In Silicon Valley, some men say cosmetic procedures are essential to a career - SirLJ
https://m.sfgate.com/business/article/In-Silicon-Valley-some-men-say-cosmetic-14962007.php
======
virtuous_signal
Some lowlights for those who don't want to read the whole thing:

>[H]e returned from a 10-day trip to Italy's Amalfi Coast. Before that, he
boasts, he journeyed to a yoga retreat and juice cleanse in Bali, the perfect
setting to unload the stress he absorbs working at a well-known tech company
in Silicon Valley. After ending a five-year marriage and shedding 10 pounds of
subcutaneous fat several years back - his sun-kissed body now carb- and toxin-
free - Daniel has reemerged a new, seemingly younger man.

>His ultimate fear: being banished to the cultureless provinces, unemployed
and alone, with the rest of the saggy-skinned suburbanites.

>Nick, another 40-year-old tech worker, says he spends about $500 on Botox
every three to four months.
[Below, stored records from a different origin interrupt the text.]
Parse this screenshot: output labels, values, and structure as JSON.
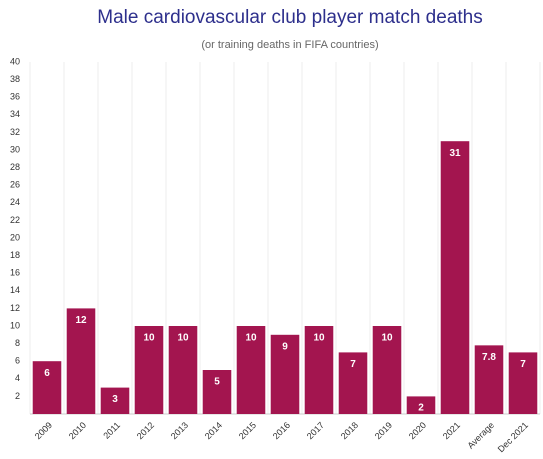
{
  "chart_data": {
    "type": "bar",
    "title": "Male cardiovascular club player match deaths",
    "subtitle": "(or training deaths in FIFA countries)",
    "categories": [
      "2009",
      "2010",
      "2011",
      "2012",
      "2013",
      "2014",
      "2015",
      "2016",
      "2017",
      "2018",
      "2019",
      "2020",
      "2021",
      "Average",
      "Dec 2021"
    ],
    "values": [
      6,
      12,
      3,
      10,
      10,
      5,
      10,
      9,
      10,
      7,
      10,
      2,
      31,
      7.8,
      7
    ],
    "color": "#a3154f",
    "ylim": [
      0,
      40
    ],
    "yticks": [
      2,
      4,
      6,
      8,
      10,
      12,
      14,
      16,
      18,
      20,
      22,
      24,
      26,
      28,
      30,
      32,
      34,
      36,
      38,
      40
    ],
    "grid": true
  }
}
He considers his regimen an "investment."

>"Everyone is on social media and looking at pictures of themselves and
feeling more self-conscious about their appearance," Fan said.

>McGrath added that while she doesn't take pleasure in people's suffering,
there's something "ironic" about men being forced to "play the game women have
always had play to get what they want."

>"My biggest fear is what happens in the next decade?" he said. "Am I going to
start looking like my father? Is it going to affect my job? I think plastic
surgery might be a resource for me."

------
thatsenough
After decades of disparaging their Southern California brethren, the Bay Area
has become home to America's most superficial people.